Agencja zaznaczyła, że "dokładnie analizuje" podobne przypadki w Australii.
48-letnia kobieta ze stanu Nowa Południowa Walia otrzymała dawkę szczepionki AstraZeneca 8 kwietnia - w dniu, w którym władze ogłosiły, że będą rekomendować, by osoby mające mniej niż 50 lat były szczepione na COVID-19 szczepionką Pfizer/BioNTech.

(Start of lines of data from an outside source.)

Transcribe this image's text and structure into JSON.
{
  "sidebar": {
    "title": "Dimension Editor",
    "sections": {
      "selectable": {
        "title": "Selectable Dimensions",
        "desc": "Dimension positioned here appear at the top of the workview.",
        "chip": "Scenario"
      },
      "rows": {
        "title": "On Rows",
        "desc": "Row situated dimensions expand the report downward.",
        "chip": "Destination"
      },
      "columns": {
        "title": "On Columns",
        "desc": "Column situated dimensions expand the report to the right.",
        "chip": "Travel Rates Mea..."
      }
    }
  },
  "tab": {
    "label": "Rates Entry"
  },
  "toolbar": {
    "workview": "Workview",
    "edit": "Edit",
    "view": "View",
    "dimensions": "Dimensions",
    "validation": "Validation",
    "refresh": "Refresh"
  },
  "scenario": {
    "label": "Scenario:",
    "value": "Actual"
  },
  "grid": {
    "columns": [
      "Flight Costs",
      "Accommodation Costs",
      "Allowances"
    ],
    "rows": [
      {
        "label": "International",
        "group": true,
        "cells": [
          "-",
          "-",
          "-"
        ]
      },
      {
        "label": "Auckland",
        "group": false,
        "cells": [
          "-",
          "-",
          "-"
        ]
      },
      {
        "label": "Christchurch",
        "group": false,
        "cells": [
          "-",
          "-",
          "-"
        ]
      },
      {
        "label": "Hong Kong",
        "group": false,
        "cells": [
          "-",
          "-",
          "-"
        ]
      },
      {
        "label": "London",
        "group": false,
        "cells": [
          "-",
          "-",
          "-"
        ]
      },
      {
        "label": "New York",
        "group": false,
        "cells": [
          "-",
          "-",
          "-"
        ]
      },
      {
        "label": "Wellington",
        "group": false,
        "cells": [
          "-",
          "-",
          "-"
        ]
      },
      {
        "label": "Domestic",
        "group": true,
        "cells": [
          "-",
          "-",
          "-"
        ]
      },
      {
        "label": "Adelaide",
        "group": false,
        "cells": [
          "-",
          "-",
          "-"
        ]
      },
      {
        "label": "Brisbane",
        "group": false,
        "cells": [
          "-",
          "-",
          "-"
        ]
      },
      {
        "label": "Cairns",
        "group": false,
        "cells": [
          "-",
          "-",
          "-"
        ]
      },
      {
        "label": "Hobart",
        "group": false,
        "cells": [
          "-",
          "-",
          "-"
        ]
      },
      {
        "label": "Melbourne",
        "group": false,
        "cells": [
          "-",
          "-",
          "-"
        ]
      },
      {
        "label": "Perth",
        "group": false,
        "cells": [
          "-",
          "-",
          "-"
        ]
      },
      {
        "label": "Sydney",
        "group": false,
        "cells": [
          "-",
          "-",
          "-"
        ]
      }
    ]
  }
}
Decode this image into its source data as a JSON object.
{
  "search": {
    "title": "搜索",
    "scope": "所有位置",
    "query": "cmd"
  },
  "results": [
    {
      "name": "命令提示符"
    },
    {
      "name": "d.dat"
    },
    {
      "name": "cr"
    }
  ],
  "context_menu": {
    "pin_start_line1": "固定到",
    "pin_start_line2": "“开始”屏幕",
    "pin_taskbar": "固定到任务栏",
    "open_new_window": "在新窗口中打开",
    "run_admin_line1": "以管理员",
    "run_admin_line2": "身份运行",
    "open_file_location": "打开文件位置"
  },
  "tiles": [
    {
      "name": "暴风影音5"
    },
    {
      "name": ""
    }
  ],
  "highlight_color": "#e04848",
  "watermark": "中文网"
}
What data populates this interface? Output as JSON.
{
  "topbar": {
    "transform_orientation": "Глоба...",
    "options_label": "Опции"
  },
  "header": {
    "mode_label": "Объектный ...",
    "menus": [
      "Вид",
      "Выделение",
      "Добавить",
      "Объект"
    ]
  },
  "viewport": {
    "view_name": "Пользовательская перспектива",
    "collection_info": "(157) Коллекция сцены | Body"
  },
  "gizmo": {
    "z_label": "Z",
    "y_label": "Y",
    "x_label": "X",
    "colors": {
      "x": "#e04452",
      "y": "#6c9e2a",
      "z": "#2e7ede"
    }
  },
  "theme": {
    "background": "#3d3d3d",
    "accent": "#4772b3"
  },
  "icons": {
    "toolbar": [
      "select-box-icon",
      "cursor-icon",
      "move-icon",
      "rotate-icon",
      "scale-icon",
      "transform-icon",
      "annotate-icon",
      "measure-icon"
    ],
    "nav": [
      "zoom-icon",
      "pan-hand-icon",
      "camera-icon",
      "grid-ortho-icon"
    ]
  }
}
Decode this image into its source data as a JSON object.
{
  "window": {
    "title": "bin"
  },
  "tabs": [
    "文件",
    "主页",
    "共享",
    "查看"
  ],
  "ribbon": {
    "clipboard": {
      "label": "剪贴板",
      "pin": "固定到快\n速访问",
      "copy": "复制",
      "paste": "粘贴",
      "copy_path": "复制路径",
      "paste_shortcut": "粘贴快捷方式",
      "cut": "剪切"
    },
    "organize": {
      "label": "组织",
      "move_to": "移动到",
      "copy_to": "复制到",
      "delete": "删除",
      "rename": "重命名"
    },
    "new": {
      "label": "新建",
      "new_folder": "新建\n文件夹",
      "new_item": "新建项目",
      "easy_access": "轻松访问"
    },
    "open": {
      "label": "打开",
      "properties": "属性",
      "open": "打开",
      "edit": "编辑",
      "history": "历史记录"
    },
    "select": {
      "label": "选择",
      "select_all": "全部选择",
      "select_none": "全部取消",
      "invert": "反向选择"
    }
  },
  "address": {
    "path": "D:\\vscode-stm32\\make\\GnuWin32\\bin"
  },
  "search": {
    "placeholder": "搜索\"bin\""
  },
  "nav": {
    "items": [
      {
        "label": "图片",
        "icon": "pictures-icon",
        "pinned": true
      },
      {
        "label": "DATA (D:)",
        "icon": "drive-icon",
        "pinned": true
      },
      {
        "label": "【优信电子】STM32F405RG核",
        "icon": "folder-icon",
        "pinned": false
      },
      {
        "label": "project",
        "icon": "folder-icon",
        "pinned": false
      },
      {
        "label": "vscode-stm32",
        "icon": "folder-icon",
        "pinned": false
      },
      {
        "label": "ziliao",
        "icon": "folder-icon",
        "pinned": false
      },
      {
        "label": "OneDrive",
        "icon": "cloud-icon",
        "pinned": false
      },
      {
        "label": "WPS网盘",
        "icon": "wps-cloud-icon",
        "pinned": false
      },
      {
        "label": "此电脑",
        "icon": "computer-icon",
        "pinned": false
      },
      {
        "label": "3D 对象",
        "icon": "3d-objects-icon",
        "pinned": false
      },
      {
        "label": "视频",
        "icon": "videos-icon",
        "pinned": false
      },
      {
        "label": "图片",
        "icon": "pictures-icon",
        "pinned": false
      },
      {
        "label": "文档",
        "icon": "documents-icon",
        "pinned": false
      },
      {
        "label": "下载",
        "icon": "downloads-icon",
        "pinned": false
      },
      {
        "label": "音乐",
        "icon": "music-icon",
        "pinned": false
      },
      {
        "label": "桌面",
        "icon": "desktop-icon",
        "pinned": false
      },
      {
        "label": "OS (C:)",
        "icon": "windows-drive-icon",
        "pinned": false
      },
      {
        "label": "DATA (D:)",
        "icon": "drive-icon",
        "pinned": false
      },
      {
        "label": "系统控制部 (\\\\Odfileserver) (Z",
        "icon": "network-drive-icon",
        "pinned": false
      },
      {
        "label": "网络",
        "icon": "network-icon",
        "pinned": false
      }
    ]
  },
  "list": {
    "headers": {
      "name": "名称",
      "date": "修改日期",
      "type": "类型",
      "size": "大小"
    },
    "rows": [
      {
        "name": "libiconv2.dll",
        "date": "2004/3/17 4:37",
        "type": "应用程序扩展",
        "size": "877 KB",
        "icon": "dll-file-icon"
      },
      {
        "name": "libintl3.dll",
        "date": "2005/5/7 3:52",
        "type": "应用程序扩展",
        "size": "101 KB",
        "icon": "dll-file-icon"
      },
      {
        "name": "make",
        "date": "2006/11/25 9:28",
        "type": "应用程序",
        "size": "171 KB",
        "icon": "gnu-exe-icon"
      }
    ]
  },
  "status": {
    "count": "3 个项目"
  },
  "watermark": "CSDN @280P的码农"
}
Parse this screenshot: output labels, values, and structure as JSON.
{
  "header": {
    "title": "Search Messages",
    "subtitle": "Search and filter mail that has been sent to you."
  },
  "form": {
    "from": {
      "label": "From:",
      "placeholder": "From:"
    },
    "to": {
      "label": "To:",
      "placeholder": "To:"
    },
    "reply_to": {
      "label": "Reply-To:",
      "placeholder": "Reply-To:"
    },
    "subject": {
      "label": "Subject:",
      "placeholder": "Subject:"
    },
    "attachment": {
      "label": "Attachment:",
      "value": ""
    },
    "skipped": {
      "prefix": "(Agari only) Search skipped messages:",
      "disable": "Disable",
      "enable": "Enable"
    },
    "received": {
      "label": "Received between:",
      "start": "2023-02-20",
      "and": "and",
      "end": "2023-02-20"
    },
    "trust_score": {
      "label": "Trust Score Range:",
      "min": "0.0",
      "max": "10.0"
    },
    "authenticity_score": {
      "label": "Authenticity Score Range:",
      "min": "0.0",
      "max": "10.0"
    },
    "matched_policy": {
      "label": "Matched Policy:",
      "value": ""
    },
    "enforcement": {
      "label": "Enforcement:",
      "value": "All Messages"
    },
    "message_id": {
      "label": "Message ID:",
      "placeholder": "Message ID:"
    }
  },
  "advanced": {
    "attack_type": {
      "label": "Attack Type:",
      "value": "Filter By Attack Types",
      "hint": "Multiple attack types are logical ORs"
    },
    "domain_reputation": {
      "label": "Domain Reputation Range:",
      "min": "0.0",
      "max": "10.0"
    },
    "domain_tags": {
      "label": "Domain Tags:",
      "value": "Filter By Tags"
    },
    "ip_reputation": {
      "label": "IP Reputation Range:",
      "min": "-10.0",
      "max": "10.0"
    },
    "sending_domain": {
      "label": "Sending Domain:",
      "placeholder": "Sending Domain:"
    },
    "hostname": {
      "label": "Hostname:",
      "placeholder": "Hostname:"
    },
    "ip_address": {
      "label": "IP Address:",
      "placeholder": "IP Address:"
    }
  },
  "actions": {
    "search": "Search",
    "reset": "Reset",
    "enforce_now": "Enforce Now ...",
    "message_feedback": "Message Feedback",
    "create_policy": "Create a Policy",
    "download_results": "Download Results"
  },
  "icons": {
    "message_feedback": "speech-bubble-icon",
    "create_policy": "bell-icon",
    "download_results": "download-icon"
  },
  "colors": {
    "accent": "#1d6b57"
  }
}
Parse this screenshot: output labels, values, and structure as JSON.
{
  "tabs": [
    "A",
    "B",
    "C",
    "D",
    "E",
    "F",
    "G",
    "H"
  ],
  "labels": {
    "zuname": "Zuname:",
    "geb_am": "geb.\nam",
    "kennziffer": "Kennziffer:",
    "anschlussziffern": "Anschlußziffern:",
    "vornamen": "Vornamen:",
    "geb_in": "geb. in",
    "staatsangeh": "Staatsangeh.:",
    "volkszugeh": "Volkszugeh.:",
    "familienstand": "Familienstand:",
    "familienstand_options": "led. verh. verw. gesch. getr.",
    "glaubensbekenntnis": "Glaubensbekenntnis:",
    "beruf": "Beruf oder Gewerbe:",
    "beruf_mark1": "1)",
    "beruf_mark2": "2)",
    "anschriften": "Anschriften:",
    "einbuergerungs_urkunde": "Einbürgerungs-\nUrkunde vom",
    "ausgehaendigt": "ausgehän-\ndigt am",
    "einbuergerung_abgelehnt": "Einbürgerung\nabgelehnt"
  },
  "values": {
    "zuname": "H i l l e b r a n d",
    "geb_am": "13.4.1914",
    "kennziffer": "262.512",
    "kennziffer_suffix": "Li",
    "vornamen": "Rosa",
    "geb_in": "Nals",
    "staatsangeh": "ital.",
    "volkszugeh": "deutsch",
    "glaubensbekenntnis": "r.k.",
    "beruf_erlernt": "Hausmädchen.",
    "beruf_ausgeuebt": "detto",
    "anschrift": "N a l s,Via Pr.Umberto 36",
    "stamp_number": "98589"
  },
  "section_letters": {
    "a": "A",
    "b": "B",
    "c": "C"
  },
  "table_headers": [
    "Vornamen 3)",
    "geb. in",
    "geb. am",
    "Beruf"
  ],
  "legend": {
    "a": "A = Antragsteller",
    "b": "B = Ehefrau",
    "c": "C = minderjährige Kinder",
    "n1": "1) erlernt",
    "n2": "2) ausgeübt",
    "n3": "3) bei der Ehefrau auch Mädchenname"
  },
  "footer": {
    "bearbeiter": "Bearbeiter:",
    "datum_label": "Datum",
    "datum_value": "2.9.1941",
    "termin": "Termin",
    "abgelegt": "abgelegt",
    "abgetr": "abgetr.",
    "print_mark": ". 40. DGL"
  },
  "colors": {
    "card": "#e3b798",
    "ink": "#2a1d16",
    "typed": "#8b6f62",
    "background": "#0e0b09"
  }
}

Wobec braku alternatywnej przyczyny powstania zakrzepów australijski zespół ds. badania bezpieczeństwa szczepionek (VSIG) ocenił, że w przypadku 48-latki "na obecnym etapie należy założyć istnienie związku przyczynowo-skutkowego" między podaniem szczepionki a zgonem - przekazało TGA.
Posiedzenie VSIG w tej sprawie odbyło się na wieść o śmierci pacjentki.